Level one wormhole

 

An early level of Dishonored 2. A security checkpoint is overhung with a banner reading "Her Majesty Delilah Kaldwin."

 

Repetition eventually leads to boredom. Sometimes one repeat is enough to make something interesting, less interesting. That means that novelty, that surprise, is somehow core to our experience of fun.

We’ve all had that “if only I could experience it for the first time again” wish. Usually, though, the star that wish gets wished upon is some front-of-the-brain emotional experience. I’ve never really agreed with it. The ways in which stories affect us are indelible with the context in which we experience them. They don’t just impact us, they inpact who we are at a moment in time.  Watching or reading or hearing or playing a moment for the first time again doesn’t guarantee it’ll hit the same notes again. I’m not saying that experience is fragile — it probably would still move you. But what you treasure isn’t the thing, it’s that experience you had with the thing.

The same is less true of fun (as distinct from “front-of-the-brain”). I think contextlessness is a core component of fun, though I might refine or change my mind on that later. But fun is sort of an aesthetic experience more than an emotional one. What I mean is, fun matches with an emotional experience but doesn’t constitute one on its own. Fun, a light moment of distraction, in your darkest moment will probably create a moving memory of joy when you needed it most. Or maybe the thrill of winning your first chess tournament, of having everything click, will stay with you. I don’t think it’s the fun causing that experience to crystallize though.

Does that make any sense? I feel like I’m hitting onto something, but it’s actually not the point I wanted to make.

I’m thinking of a phenomenon that anyone who plays lots of video games will recognize, but one that I’m not sure has a name. I loved Dishonored. I wanted to love Dishonored 2. In trying to fall in love with it, I’ve started the game a half a dozen times and never gotten very far. Each time I restart, I diminish the chances I’ll ever love the game, because starting means playing through the same level I’ve played six times now. I’m working through a part of the game that bores me in an attempt to discover a part of the game that doesn’t. Until someone corrects me that this does have a name, I’m calling it the “level one wormhole”: when, in playing a game partway through many times, you will have seen the first level exhaustingly more times than the later ones.

I played Undead Burg in Dark Souls so many times, I don’t know if I’ll ever see Anor Londo again.
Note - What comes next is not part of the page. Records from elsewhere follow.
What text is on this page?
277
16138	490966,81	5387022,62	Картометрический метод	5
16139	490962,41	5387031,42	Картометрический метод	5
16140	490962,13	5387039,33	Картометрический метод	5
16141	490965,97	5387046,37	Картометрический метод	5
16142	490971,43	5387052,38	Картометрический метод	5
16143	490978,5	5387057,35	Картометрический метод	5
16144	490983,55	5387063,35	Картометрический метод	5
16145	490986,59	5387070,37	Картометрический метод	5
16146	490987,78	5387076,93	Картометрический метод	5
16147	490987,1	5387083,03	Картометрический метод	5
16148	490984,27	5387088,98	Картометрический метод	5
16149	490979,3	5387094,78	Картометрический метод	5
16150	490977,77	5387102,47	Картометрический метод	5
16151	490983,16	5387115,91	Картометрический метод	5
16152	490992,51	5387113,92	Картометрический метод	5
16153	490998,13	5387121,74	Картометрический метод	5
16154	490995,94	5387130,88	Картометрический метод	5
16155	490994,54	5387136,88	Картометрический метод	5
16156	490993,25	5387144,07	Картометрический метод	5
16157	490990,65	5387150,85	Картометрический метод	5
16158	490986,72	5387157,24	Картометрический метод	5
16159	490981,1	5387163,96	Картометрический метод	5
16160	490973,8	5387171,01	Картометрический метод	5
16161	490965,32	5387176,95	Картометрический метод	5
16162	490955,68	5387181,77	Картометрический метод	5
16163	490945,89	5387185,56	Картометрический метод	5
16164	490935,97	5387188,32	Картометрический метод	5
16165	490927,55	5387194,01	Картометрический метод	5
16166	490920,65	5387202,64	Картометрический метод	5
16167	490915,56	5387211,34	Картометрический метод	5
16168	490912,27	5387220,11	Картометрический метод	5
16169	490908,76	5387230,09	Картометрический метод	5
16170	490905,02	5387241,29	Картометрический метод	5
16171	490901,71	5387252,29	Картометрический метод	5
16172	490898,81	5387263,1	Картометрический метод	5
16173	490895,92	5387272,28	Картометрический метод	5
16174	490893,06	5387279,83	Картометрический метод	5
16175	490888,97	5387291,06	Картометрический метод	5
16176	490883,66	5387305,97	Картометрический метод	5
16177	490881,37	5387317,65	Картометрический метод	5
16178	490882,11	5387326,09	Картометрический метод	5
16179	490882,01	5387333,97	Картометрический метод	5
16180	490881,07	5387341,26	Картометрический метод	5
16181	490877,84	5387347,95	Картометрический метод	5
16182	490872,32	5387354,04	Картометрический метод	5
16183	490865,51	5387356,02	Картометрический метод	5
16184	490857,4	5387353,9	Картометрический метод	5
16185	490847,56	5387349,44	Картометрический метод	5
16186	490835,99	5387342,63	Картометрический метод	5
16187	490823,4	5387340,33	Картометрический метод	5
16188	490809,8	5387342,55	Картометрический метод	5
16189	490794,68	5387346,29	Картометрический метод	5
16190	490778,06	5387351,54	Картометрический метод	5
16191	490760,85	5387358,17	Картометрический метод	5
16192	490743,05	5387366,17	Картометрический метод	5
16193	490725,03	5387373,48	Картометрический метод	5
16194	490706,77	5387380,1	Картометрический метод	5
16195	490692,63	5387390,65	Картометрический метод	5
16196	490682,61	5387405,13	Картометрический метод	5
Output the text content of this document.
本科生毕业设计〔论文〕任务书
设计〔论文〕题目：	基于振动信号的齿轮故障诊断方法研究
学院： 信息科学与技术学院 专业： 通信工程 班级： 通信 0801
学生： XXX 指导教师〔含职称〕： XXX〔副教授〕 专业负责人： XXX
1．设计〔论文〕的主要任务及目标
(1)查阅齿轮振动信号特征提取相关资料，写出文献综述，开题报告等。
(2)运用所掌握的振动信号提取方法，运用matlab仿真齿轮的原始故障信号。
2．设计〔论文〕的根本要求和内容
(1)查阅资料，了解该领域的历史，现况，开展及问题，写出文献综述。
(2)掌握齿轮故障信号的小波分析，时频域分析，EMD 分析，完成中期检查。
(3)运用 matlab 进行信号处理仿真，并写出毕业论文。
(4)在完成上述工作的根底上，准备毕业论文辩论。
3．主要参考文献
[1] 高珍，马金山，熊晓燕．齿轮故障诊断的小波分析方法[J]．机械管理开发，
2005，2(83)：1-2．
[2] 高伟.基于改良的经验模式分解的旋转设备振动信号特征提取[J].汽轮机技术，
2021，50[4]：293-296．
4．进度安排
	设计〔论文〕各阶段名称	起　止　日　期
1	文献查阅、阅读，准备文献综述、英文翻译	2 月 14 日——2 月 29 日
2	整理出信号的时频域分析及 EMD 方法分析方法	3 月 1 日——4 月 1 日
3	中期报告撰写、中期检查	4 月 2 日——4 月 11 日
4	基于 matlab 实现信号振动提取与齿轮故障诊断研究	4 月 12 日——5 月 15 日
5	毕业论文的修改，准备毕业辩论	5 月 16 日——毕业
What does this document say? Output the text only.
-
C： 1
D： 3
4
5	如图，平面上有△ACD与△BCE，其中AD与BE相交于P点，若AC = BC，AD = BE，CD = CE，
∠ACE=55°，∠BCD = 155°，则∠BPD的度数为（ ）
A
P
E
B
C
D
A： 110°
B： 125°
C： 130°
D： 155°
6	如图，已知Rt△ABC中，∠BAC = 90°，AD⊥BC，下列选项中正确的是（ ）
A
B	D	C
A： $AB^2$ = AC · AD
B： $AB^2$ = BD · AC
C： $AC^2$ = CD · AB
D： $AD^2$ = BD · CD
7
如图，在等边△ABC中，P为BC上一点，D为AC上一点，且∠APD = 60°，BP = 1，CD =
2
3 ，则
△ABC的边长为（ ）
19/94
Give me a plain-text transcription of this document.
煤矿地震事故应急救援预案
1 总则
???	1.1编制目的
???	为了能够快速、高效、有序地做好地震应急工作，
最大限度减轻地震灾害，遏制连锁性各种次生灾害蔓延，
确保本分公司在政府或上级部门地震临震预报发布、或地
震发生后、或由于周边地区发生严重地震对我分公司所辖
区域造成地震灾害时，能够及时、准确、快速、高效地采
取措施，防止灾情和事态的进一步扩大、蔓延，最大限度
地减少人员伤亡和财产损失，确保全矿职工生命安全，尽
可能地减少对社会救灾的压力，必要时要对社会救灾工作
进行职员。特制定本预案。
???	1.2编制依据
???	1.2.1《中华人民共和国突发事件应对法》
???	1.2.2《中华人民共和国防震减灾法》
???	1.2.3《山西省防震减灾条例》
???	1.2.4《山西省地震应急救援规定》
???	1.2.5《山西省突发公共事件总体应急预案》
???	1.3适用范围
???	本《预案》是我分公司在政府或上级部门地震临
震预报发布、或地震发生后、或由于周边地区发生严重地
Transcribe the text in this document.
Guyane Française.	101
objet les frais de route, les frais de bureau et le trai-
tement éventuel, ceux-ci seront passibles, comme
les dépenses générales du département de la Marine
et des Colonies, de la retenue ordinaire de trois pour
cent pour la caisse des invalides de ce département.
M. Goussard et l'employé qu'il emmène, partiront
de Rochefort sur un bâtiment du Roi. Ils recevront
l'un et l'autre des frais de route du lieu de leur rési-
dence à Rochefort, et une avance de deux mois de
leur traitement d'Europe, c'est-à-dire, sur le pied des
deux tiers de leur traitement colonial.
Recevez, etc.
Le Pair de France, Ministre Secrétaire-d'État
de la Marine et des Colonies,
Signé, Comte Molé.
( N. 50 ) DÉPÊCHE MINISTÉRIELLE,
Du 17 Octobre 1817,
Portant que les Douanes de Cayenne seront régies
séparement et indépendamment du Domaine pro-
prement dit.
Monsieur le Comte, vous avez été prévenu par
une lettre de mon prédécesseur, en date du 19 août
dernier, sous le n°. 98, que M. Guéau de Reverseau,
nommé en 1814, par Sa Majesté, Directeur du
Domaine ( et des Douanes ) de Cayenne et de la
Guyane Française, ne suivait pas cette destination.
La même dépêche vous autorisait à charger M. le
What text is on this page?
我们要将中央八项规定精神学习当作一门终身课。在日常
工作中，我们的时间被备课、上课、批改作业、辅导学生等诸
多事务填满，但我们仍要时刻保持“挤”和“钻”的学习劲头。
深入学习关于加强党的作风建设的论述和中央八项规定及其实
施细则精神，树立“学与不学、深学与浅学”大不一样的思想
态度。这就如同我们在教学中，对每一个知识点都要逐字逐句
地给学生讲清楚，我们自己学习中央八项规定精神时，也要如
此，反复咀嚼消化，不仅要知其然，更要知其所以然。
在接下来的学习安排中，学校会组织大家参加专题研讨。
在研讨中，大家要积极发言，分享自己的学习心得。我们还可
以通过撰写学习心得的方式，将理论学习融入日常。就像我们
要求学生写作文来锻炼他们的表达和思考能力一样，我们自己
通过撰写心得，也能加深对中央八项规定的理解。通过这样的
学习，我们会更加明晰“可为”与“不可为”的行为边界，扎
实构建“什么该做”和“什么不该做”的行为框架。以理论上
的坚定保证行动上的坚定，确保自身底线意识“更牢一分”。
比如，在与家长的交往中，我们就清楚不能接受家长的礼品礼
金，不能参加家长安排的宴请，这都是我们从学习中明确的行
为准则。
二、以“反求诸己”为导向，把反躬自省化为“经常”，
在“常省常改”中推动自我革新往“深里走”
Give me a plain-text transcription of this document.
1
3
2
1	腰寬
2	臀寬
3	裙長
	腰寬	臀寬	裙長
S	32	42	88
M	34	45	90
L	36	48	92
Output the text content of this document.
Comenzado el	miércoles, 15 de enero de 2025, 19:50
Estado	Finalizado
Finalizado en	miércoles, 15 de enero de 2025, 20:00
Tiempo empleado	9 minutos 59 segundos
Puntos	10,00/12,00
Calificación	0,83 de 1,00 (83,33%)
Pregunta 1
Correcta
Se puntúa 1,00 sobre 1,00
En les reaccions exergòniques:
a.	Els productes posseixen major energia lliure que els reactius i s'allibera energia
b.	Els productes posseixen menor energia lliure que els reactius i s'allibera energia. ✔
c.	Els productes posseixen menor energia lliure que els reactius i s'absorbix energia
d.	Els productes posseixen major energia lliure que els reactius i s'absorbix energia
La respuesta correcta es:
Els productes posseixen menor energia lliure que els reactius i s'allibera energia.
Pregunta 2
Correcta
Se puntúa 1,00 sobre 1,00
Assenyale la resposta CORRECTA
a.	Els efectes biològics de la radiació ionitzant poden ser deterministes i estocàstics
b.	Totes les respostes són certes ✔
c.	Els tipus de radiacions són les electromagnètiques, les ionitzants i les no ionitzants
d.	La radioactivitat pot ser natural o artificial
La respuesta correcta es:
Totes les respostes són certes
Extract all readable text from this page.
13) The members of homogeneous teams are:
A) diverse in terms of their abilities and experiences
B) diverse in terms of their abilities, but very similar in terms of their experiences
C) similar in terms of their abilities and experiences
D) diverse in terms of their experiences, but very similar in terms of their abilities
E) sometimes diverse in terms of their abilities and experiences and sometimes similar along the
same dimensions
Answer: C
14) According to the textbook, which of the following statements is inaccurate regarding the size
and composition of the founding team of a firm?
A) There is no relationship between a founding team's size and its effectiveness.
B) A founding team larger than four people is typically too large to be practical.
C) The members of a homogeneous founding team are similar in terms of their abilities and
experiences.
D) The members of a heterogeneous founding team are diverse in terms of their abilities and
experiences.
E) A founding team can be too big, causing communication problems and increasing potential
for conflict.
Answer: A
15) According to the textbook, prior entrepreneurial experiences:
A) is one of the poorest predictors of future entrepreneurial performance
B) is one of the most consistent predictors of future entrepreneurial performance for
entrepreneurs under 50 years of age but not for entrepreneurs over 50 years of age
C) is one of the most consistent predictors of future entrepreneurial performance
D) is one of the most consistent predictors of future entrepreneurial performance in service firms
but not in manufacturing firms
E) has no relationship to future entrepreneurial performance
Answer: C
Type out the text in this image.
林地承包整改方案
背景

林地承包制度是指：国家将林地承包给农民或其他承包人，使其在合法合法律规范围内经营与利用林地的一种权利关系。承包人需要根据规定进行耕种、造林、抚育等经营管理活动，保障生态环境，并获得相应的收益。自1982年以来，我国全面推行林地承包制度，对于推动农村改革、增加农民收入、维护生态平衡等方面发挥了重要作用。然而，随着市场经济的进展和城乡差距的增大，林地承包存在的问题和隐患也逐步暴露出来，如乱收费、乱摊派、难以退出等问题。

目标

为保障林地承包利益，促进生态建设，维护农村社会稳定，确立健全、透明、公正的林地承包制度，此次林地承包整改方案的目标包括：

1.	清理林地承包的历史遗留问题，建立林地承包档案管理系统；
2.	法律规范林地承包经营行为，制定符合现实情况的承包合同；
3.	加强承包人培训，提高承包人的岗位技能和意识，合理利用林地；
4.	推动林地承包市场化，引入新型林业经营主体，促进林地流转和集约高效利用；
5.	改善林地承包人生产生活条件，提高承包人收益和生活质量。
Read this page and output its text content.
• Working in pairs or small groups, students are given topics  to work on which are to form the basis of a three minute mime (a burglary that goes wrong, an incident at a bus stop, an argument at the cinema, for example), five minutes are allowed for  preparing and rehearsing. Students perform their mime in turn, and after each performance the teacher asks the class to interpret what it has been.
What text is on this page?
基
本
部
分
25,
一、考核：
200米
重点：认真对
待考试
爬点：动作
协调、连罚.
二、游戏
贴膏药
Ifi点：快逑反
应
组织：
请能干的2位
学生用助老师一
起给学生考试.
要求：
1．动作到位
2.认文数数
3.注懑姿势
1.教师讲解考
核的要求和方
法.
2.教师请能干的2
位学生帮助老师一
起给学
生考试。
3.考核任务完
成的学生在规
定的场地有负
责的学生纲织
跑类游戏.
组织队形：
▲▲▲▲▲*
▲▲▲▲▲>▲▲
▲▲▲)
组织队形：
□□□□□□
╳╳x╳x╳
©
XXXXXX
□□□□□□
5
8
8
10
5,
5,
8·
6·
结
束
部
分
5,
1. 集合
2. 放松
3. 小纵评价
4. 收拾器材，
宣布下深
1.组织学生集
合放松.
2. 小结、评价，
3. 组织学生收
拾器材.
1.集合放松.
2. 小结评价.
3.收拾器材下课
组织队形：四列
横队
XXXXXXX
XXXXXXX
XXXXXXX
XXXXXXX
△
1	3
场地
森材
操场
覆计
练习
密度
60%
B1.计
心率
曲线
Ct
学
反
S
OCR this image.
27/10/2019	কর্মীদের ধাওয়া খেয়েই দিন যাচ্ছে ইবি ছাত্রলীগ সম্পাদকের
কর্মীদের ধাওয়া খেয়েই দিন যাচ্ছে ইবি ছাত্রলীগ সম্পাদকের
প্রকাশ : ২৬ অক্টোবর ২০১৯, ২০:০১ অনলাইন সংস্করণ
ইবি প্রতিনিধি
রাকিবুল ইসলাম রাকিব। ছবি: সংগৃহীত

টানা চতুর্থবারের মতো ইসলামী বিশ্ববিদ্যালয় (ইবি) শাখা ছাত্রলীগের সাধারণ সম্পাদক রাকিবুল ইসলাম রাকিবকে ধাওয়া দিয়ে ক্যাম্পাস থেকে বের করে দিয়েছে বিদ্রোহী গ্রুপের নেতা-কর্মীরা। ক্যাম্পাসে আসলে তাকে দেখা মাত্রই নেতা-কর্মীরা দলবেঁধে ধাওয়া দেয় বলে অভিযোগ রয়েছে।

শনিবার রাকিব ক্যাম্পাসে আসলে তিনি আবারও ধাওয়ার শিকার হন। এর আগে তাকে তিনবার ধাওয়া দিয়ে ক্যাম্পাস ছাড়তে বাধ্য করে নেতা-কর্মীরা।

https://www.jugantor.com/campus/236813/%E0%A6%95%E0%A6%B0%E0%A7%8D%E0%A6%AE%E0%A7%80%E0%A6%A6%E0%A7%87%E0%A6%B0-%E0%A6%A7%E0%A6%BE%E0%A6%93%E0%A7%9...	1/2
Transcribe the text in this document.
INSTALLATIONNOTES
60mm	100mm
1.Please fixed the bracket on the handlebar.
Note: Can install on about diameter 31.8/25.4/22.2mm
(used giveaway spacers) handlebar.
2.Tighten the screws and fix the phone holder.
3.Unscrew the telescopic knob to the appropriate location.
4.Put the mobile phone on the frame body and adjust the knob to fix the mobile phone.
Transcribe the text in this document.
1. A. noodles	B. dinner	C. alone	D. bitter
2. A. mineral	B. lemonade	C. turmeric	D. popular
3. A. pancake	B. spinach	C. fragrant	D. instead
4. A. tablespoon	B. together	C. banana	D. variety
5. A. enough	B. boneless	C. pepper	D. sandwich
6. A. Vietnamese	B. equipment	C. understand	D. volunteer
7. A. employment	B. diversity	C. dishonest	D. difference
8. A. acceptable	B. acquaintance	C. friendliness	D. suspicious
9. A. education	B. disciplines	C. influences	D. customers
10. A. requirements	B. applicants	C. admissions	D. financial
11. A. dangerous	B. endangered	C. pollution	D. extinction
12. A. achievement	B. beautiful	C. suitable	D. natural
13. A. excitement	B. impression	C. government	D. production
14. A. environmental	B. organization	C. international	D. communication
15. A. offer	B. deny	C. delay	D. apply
My friends tell me Mount & Blade is great, but if I have to look at my raggedy band of green fighters on the overland map one more time, I’ll become exactly the kind of void-eyed beserker I always descend to out of boredom with those early fights.

What’s the solution? Can fun escape the level one wormhole?

A concept in game design that I really love, one that Halo designer Jaime Griesemer put really well:

In Halo 1, there was maybe 30 seconds of fun that happened over and over and over and over again. And so, if you can get 30 seconds of fun, you can pretty much stretch that out to be an entire game.

You can describe so much of a game’s identity by identifying the length of its game loop. Is it a 10-second loop, 30 seconds, two minutes?

Griesemer goes on to say that you have to express those 30 seconds in many different environments — why is a firefight across the top of a moving train diferent from a firefight on an arctic mountainside — but I really don’t know that that’s necessary. What’s the loop length of chess? Would it be fair to say it’s the time between making your move and your opponent responding? Chess takes place on just the one 64-square environment, but that it’s competetive means your opponent will always present novel outcomes.

I mention chess because it’s maybe the premier example of a game that doesn’t get old. For most of us chess gets boring after a while, but for a substantial community repetition is part of the game’s charm. That’s the paradox I think I’ve been grappling worth: novelty is fun, but so is mastery. And it’s boring to relive the same five minutes over and over, but it’s really fun to relive the same 30 seconds. It accelerates mastery.

All of these are concepts I’ll be revisiting — I didn’t predict the layers that would present themselves until I started writing. Which is good! That’s what writing is for!

What it’s got me wanting to do, is apply this abstract thinking to the practical issue of getting myself to enjoy Dishonored 2. Take myself to fun boot camp.

Add it to the list of projects, along with action and the aesthetics of creativity. In case you thought I’d forgotten.